As we walked to the café I realized that neither of us had acknowledged that our partners would also be wondering where we were. He must have been thinking the same thing, because when we reached the door he said, "I'll let Nicole know too, but it doesn't matter much. She'll be at Brandy's wedding all night."
I took a breath to ask why he didn't need to be there with her, but before I could he said, "Only enough room for one additional guest, apparently. That's okay, she'll have fun."
He sent his email to her, while I thought how unlikely it was that they could add one person to the wedding but not two, then cleared his throat. "Want to tell Owen?"
I didn't even want to hear his name at this point, at least not from Nicholas, but I had to say, "Sure. He'll probably stay in the casino if he knows I won't be around."
I sent off a message then offered him back his phone.
"Anyone else? Wendy?"
I shook my head. "If she's still not feeling well she won't be at dinner so she won't know we're not there, and if she is there your mom can tell her."

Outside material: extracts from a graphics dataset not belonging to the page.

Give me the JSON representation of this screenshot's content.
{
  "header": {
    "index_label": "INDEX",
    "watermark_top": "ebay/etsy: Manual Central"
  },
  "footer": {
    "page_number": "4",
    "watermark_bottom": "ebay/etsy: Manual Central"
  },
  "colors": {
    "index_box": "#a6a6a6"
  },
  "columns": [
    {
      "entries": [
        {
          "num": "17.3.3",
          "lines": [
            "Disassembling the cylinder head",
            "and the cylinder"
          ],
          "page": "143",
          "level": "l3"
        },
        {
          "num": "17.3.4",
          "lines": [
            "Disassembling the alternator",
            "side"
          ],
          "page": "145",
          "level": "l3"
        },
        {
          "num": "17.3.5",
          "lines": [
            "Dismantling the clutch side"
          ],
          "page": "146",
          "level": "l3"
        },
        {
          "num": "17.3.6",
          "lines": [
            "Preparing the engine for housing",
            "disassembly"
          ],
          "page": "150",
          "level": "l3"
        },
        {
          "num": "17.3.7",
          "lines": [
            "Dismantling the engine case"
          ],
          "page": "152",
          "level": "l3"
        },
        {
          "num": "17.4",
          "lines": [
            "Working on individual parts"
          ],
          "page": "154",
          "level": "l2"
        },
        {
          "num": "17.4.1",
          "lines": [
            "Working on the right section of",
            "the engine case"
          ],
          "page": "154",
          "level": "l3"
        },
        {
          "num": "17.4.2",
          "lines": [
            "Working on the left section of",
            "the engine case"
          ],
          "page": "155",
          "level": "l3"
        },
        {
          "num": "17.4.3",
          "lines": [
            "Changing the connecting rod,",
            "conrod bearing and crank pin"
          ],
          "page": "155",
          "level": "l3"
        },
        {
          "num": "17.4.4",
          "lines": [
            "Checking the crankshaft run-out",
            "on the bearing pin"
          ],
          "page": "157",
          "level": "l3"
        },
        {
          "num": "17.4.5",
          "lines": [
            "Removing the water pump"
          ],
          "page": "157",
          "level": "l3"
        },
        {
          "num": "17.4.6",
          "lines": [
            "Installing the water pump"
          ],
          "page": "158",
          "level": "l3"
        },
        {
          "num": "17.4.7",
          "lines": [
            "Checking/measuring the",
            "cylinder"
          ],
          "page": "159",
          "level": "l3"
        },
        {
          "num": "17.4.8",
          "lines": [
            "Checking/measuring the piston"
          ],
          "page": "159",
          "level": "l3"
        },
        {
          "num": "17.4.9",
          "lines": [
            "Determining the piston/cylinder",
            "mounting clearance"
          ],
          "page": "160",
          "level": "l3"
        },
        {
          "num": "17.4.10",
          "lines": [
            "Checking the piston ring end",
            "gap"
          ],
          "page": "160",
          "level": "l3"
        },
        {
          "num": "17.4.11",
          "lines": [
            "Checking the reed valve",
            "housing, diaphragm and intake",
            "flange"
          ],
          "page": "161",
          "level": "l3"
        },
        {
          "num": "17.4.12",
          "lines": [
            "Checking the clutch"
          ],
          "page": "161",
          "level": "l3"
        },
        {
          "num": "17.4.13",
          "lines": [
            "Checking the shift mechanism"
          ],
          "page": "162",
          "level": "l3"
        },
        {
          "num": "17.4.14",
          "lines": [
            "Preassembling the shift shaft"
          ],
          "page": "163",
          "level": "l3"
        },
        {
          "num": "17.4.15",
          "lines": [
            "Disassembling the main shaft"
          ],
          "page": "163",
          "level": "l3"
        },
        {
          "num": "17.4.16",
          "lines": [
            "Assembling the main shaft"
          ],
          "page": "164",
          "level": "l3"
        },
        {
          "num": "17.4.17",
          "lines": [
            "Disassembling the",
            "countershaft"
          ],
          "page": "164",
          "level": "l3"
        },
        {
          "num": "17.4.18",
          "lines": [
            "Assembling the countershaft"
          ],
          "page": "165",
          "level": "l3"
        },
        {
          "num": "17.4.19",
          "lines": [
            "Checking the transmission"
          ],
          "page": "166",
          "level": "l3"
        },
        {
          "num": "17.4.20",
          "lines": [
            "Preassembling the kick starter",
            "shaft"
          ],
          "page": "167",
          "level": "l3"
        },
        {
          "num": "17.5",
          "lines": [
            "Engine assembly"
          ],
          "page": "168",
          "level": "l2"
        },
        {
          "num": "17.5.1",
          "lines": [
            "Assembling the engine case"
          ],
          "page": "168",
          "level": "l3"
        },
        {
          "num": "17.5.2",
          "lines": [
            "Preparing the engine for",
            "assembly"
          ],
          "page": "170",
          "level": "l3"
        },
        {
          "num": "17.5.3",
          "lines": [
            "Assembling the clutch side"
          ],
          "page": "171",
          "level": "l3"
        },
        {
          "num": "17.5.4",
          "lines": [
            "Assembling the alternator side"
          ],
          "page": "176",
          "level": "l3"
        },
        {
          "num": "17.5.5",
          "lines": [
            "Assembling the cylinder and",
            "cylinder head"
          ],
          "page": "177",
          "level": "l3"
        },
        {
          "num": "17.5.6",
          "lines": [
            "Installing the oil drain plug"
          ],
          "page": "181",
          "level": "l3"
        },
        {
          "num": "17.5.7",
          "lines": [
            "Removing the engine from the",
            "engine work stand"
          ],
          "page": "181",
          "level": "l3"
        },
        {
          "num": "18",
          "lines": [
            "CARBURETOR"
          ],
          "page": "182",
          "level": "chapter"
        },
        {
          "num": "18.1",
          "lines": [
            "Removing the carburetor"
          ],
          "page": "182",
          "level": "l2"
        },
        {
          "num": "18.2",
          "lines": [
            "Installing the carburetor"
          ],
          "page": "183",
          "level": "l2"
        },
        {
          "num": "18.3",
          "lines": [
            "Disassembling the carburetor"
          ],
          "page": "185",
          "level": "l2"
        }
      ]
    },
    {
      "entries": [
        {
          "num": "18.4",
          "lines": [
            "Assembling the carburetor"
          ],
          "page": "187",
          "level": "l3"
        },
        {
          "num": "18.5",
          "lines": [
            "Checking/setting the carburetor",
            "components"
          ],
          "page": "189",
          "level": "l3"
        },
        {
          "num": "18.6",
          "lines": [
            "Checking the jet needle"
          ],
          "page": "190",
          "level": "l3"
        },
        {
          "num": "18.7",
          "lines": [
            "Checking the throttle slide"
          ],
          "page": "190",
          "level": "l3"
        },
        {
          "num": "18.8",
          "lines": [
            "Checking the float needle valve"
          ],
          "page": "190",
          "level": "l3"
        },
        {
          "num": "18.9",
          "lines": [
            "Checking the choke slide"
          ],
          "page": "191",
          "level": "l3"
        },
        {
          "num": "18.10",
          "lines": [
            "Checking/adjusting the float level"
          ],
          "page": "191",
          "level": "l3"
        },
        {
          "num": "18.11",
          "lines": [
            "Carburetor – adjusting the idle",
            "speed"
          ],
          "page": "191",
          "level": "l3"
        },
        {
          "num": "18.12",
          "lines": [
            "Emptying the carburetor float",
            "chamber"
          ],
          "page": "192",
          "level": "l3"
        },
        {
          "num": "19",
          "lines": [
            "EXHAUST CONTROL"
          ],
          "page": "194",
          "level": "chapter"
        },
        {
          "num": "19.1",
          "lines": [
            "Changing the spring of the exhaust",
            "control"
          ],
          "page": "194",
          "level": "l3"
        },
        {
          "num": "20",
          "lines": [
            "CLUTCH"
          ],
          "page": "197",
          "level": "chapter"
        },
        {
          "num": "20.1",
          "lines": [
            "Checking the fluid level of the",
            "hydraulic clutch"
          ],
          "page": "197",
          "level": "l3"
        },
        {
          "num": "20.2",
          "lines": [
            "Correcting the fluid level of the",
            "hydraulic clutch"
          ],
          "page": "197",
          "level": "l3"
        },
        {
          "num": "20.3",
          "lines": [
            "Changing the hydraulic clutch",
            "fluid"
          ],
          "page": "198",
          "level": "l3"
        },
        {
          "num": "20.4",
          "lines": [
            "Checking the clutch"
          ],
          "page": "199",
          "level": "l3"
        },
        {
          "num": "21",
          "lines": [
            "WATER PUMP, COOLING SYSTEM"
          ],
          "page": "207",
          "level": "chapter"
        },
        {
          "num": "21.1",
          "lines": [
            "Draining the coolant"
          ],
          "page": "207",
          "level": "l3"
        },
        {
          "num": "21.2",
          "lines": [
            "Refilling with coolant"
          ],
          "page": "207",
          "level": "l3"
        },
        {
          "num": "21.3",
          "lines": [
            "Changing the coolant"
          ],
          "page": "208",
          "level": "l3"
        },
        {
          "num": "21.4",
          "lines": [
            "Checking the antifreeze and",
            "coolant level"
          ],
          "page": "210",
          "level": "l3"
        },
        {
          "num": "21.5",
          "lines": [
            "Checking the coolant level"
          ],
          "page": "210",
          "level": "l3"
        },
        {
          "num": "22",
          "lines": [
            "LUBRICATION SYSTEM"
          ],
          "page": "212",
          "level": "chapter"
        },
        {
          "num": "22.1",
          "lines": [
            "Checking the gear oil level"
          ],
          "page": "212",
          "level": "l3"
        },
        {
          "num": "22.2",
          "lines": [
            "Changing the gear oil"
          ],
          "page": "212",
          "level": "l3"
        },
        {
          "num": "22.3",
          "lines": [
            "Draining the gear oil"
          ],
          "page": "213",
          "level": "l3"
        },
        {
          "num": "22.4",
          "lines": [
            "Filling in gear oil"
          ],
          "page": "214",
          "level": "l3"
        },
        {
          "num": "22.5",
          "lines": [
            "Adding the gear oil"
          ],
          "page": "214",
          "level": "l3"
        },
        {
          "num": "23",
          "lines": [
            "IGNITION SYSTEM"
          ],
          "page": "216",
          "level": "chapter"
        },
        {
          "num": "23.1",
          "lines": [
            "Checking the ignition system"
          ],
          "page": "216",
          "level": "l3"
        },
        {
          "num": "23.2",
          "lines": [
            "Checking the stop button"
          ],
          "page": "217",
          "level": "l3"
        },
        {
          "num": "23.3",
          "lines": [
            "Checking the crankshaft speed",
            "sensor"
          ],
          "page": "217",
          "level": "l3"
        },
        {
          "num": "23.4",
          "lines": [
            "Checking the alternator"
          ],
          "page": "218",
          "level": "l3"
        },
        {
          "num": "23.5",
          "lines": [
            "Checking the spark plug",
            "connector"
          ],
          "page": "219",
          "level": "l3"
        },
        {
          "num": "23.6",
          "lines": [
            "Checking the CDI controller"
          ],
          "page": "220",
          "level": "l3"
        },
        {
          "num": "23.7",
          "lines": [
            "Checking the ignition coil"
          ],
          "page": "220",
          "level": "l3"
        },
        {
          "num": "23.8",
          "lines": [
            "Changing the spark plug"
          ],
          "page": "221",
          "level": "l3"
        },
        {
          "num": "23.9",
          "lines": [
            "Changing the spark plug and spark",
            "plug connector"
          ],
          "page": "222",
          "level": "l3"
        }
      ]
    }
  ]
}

He smiled. "Good enough." Then he turned the phone off, stashed it in his backpack, and held open the door to the far less busy café for me.
We had a wonderful dinner, the food as good as earlier but the atmosphere so much better, and we laughed and talked and reminisced and I didn't want it to end.
Eventually, though, we simply couldn't eat another bite, so we staggered out and he said, "Can I tell you what I want to do now?"
"Explode? Because that's all I'll be doing."
He laughed. "Not quite. Sit on the beach and watch the sun set on the waves. It's gorgeous this time of day." His eyes turned intense as he looked at me. "I'd love to show it to you, but if you'd rather go back, I understand."
I spoke without thinking. "I don't want to go back."
He smiled and put his hand on my back to guide me forward.
Long after we settled on
to the sand I could still feel where he'd touched me, the skin alive and blazing in the shape of his hand. I knew I should be going back to the ship, should be getting away from him and what was happening between us, but I couldn't do it. It felt like our old times together had returned, and I couldn't bear the idea of missing a second.
The sun set, a riot of glorious colors on the ocean, and still we sat together watching the waves, now illuminated by moonlight. We hadn't spoken for ages but I'd never felt closer to someone than I did to him.
After a long while, I heard him take a deeper breath than usual and dreaded what he'd say. To my delight, though, he simply said, "Want to walk along the beach a ways?"
"Sure," I said, trying to sound casual. "Might as well, right? Since we're here."
He got to his feet, and said, "Right," as he held out his hand to help me up.
I took it, and knew at once that there was nothing casual about the way touching him felt.
We let go once I was on my feet, but I couldn't believe how little I wanted to. Again I tried to convince myself to get away before everything I'd dreamed of, my upcoming wedding and my life with a smart stable man, fell apart, but I couldn't. I'd always wondered why people let themselves drift into situations where they risked their marriages or relationships, why they let passion overwhelm their common sense, but now I knew that some situations just felt too good to leave.
We stuffed our sandals into our backpacks and walked the beach, slowly, sometimes wading in the still-warm shallow water and sometimes digging our bare feet into the sand, and at one point we got a little too close together and our hands bumped.
Then our fingers intertwined. I didn't know how it happened, hadn't intended it, but once we were holding hands it didn't even cross my mind to let go. It felt too good. It felt like coming home.
Barely speaking, we kept walking up and down the beach. Eventually, a thought struck me and I giggled.
He turned to me. "What?"
"I just thought of Larry and Lizzie. If they were on the beach here, they'd be walking up and down too because they don't know what to do."